I envy girls their literature. There’s no literature about getting old, staying in (or leaving) a marriage, raising (or not raising) children comparable with that about growing up. Little Women reads to this adult Jo like a compressed women’s canon, entirely ours: Meg goes to a Netherfield-style ball to hear Marmee maligned for trying to put her daughter in the way of an advantageous marriage; the March sisters’ Pickwick Club resembles the Brontë family’s collaboration; Amy’s throwing Jo’s novel on the fire in revenge recalls Hedda Gabler’s disposal of her ex’s manuscript. But there are still places it can’t go. Gerwig’s version, faithful in the violet dresses she puts on Meg, the plaster cast that Amy’s foot gets stuck in, is at its most loyal when it reminds the audience of its limits.
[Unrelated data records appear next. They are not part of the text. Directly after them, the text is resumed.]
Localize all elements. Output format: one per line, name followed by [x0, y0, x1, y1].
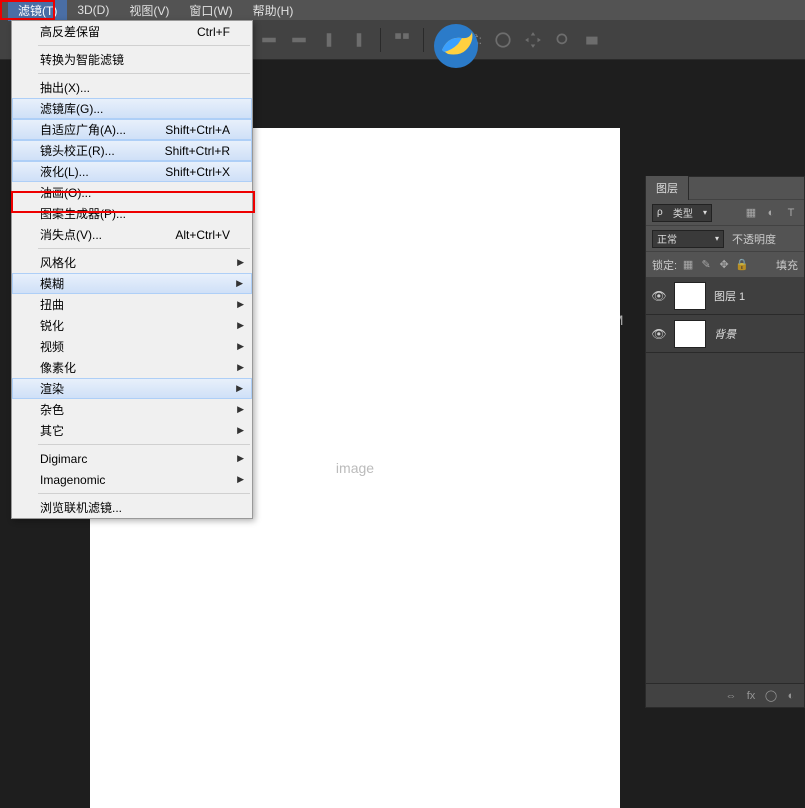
- menu-separator: [38, 248, 250, 249]
- menu-item[interactable]: Digimarc▶: [12, 448, 252, 469]
- zoom-3d-icon[interactable]: [554, 31, 572, 49]
- link-layers-icon[interactable]: ⇔: [724, 689, 738, 703]
- menu-item[interactable]: 液化(L)...Shift+Ctrl+X: [12, 161, 252, 182]
- layer-thumbnail[interactable]: [674, 282, 706, 310]
- menu-separator: [38, 493, 250, 494]
- menu-item[interactable]: 其它▶: [12, 420, 252, 441]
- menu-item[interactable]: 像素化▶: [12, 357, 252, 378]
- tool-icon-3[interactable]: [320, 31, 338, 49]
- submenu-arrow-icon: ▶: [236, 278, 243, 289]
- orbit-icon[interactable]: [494, 31, 512, 49]
- filter-type-select[interactable]: ρ 类型▾: [652, 204, 712, 222]
- filter-text-icon[interactable]: T: [784, 206, 798, 220]
- filter-pixel-icon[interactable]: ▦: [744, 206, 758, 220]
- submenu-arrow-icon: ▶: [237, 453, 244, 464]
- menu-item[interactable]: 高反差保留Ctrl+F: [12, 21, 252, 42]
- menu-item[interactable]: 模糊▶: [12, 273, 252, 294]
- lock-transparent-icon[interactable]: ▦: [681, 258, 695, 272]
- menu-item[interactable]: 滤镜库(G)...: [12, 98, 252, 119]
- menu-item[interactable]: 风格化▶: [12, 252, 252, 273]
- tool-icon-2[interactable]: [290, 31, 308, 49]
- layer-item[interactable]: 👁 背景: [646, 315, 804, 353]
- toolbar-separator-2: [423, 28, 424, 52]
- menu-separator: [38, 45, 250, 46]
- pan-icon[interactable]: [524, 31, 542, 49]
- menu-view[interactable]: 视图(V): [119, 0, 179, 21]
- menu-item[interactable]: 锐化▶: [12, 315, 252, 336]
- menu-item[interactable]: 油画(O)...: [12, 182, 252, 203]
- layer-name[interactable]: 图层 1: [714, 288, 745, 304]
- menu-help[interactable]: 帮助(H): [243, 0, 304, 21]
- submenu-arrow-icon: ▶: [237, 299, 244, 310]
- menu-item[interactable]: 镜头校正(R)...Shift+Ctrl+R: [12, 140, 252, 161]
- submenu-arrow-icon: ▶: [236, 383, 243, 394]
- layers-tab[interactable]: 图层: [646, 176, 689, 200]
- submenu-arrow-icon: ▶: [237, 425, 244, 436]
- menu-filter[interactable]: 滤镜(T): [8, 0, 67, 21]
- submenu-arrow-icon: ▶: [237, 474, 244, 485]
- menubar: 滤镜(T) 3D(D) 视图(V) 窗口(W) 帮助(H): [0, 0, 805, 20]
- layer-mask-icon[interactable]: ◯: [764, 689, 778, 703]
- submenu-arrow-icon: ▶: [237, 257, 244, 268]
- menu-window[interactable]: 窗口(W): [179, 0, 242, 21]
- layer-item[interactable]: 👁 图层 1: [646, 277, 804, 315]
- submenu-arrow-icon: ▶: [237, 320, 244, 331]
- menu-separator: [38, 73, 250, 74]
- menu-item[interactable]: 浏览联机滤镜...: [12, 497, 252, 518]
- visibility-icon[interactable]: 👁: [652, 327, 666, 341]
- layer-list: 👁 图层 1 👁 背景: [646, 277, 804, 683]
- submenu-arrow-icon: ▶: [237, 362, 244, 373]
- submenu-arrow-icon: ▶: [237, 404, 244, 415]
- camera-icon[interactable]: [584, 31, 602, 49]
- tool-icon-4[interactable]: [350, 31, 368, 49]
- fill-label: 填充: [776, 257, 798, 273]
- toolbar-separator: [380, 28, 381, 52]
- adjustment-layer-icon[interactable]: ◐: [784, 689, 798, 703]
- menu-item[interactable]: 消失点(V)...Alt+Ctrl+V: [12, 224, 252, 245]
- layer-filter-row: ρ 类型▾ ▦ ◐ T: [646, 199, 804, 225]
- layer-name[interactable]: 背景: [714, 326, 736, 342]
- filter-dropdown: 高反差保留Ctrl+F 转换为智能滤镜抽出(X)...滤镜库(G)...自适应广角…: [11, 20, 253, 519]
- lock-all-icon[interactable]: 🔒: [735, 258, 749, 272]
- app-logo: [432, 22, 480, 70]
- panel-tabs: 图层: [646, 177, 804, 199]
- submenu-arrow-icon: ▶: [237, 341, 244, 352]
- visibility-icon[interactable]: 👁: [652, 289, 666, 303]
- tool-icon-5[interactable]: [393, 31, 411, 49]
- lock-row: 锁定: ▦ ✎ ✥ 🔒 填充: [646, 251, 804, 277]
- menu-item[interactable]: 杂色▶: [12, 399, 252, 420]
- filter-adjust-icon[interactable]: ◐: [764, 206, 778, 220]
- menu-item[interactable]: 图案生成器(P)...: [12, 203, 252, 224]
- menu-separator: [38, 444, 250, 445]
- menu-item[interactable]: 抽出(X)...: [12, 77, 252, 98]
- menu-item[interactable]: Imagenomic▶: [12, 469, 252, 490]
- menu-item[interactable]: 转换为智能滤镜: [12, 49, 252, 70]
- menu-item[interactable]: 视频▶: [12, 336, 252, 357]
- layer-fx-icon[interactable]: fx: [744, 689, 758, 703]
- lock-label: 锁定:: [652, 257, 677, 273]
- menu-3d[interactable]: 3D(D): [67, 1, 119, 19]
- layers-panel-footer: ⇔ fx ◯ ◐: [646, 683, 804, 707]
- blend-mode-select[interactable]: 正常▾: [652, 230, 724, 248]
- lock-pixels-icon[interactable]: ✎: [699, 258, 713, 272]
- menu-item[interactable]: 扭曲▶: [12, 294, 252, 315]
- menu-item[interactable]: 渲染▶: [12, 378, 252, 399]
- lock-position-icon[interactable]: ✥: [717, 258, 731, 272]
- layers-panel: 图层 ρ 类型▾ ▦ ◐ T 正常▾ 不透明度 锁定: ▦ ✎ ✥ 🔒 填充 👁…: [645, 176, 805, 708]
- menu-item[interactable]: 自适应广角(A)...Shift+Ctrl+A: [12, 119, 252, 140]
- watermark: 三联网 3LIAN.COM: [490, 310, 624, 330]
- opacity-label: 不透明度: [732, 231, 776, 247]
- layer-thumbnail[interactable]: [674, 320, 706, 348]
- tool-icon-1[interactable]: [260, 31, 278, 49]
- blend-row: 正常▾ 不透明度: [646, 225, 804, 251]
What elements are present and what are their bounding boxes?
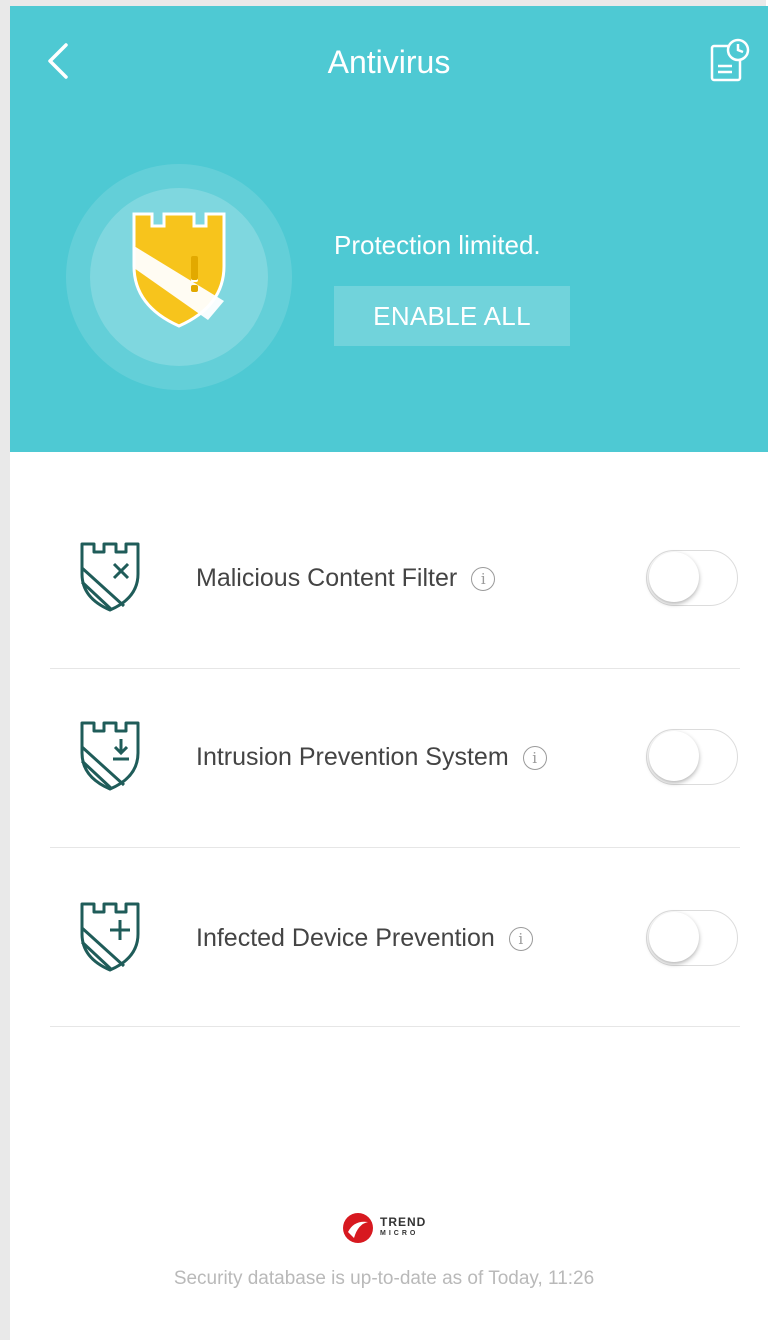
trend-micro-logo-icon — [343, 1213, 373, 1243]
toggle-knob — [649, 912, 699, 962]
document-clock-icon — [710, 38, 750, 82]
shield-download-icon — [80, 721, 140, 791]
shield-plus-icon — [80, 902, 140, 972]
info-icon[interactable]: i — [508, 926, 533, 951]
shield-status-ring — [66, 164, 292, 390]
history-log-button[interactable] — [708, 36, 752, 86]
infected-device-prevention-toggle[interactable] — [646, 910, 738, 966]
page-title: Antivirus — [327, 44, 451, 80]
malicious-content-filter-toggle[interactable] — [646, 550, 738, 606]
logo-subtext: MICRO — [380, 1230, 419, 1237]
shield-x-icon — [80, 542, 140, 612]
trend-micro-logo: TREND MICRO — [342, 1212, 426, 1244]
list-item: Infected Device Prevention i — [50, 848, 740, 1027]
feature-label: Intrusion Prevention System — [196, 743, 509, 771]
protection-status: Protection limited. — [334, 230, 541, 260]
list-item: Intrusion Prevention System i — [50, 669, 740, 848]
info-icon[interactable]: i — [522, 745, 547, 770]
antivirus-header: Antivirus Protection limited. ENABLE ALL — [10, 6, 768, 452]
enable-all-button[interactable]: ENABLE ALL — [334, 286, 570, 346]
logo-text: TREND — [380, 1215, 427, 1229]
database-status: Security database is up-to-date as of To… — [173, 1268, 595, 1289]
shield-warning-icon — [132, 212, 226, 328]
intrusion-prevention-toggle[interactable] — [646, 729, 738, 785]
feature-label: Infected Device Prevention — [196, 924, 495, 952]
feature-label: Malicious Content Filter — [196, 564, 458, 592]
toggle-knob — [649, 552, 699, 602]
feature-list: Malicious Content Filter i Intrusion Pre… — [10, 452, 768, 1027]
list-item: Malicious Content Filter i — [50, 452, 740, 669]
toggle-knob — [649, 731, 699, 781]
info-icon[interactable]: i — [471, 566, 496, 591]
Amy tells Laurie he risks nothing like she does in choosing someone to marry; Jo wails to Marmee that she’s sick of stories having to have happy wedding endings; Meg, Jo and Amy debate whether domestic life is interesting enough for literature or just isn’t written about; Amy’s fellow pupils trade insults about the Civil War in sentences that begin ‘my father says’. It’s in touching those limits that we can see the actual shapes women were allowed to take in the world, and the ghostly ones they might take. I also envy girls’ literature its strangeness: Little Women includes a dead canary, a croquet match inspired by the spirit of 1776, a carnivalesque disaster day when Marmee and Hannah (the maid) take a holiday and many quotations from The Pilgrim’s Progress, as well as the pickled lime craze, the excessively hot curling tongs and the fall through the frozen lake we all remember. One of its strangest moments comes when Marmee is talking to Meg and Jo about the Mrs Bennet-style plans she has for them. ‘I’d rather see you poor men’s wives, if you were happy, beloved, contented, than queens on thrones, without self-respect and peace.’ Meg says that poor girls don’t stand a chance; Jo adds that they will become old maids. ‘Right, Jo,’ Marmee adds, ‘better be happy old maids than unhappy wives, or unmaidenly girls, running about to have husbands.’ Could that be the 1868 way of imagining being happily self-partnered?